Le maréchal avait toute la simplicité des héros antiques : un képi à double visière, une redingote à boutons dorés, sur laquelle étaient fixées deux vieilles épaulettes de maréchal, une petite épée et une simple croix d’officier de la Légion d’honneur ; telle était la tenue de cet homme qui avait mérité l’estime du plus grand génie dans l’art de la guerre.

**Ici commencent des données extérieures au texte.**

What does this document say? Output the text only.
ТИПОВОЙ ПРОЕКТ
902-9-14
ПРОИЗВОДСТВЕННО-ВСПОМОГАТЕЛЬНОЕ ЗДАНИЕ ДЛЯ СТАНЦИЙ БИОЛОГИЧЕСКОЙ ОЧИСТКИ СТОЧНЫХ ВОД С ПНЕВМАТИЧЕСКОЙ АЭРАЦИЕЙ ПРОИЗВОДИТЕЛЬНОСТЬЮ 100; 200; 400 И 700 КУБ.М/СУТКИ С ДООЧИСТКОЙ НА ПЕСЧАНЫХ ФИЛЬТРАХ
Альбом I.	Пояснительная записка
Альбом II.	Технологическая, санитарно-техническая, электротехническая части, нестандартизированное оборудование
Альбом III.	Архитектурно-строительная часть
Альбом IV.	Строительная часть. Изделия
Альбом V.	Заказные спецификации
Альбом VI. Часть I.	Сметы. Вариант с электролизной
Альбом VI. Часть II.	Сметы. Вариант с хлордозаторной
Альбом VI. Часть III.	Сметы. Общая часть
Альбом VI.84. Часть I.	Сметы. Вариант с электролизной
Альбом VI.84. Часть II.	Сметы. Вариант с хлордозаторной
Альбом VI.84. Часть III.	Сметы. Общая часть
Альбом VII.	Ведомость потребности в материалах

Le duc d’Orléans avait le feu sacré ; il témoignait en tout et partout la plus grande sollicitude pour l’armée. Il savait que les princes français doivent être les premiers soldats de cette nation guerrière ; et lors même que ses nobles instincts ne l’eussent pas porté à ce rôle, sa haute intelligence le lui eût fait embrasser. Il montrait le plus grand désir de s’instruire, et ne dédaignait pas d’entrer dans les plus petits détails de cette immense machine qui s’appelle une armée. Ces qualités, jointes à un grand air de douce familiarité, le rendirent promptement cher aux soldats et aux officiers, pour lesquels il était toujours abordable.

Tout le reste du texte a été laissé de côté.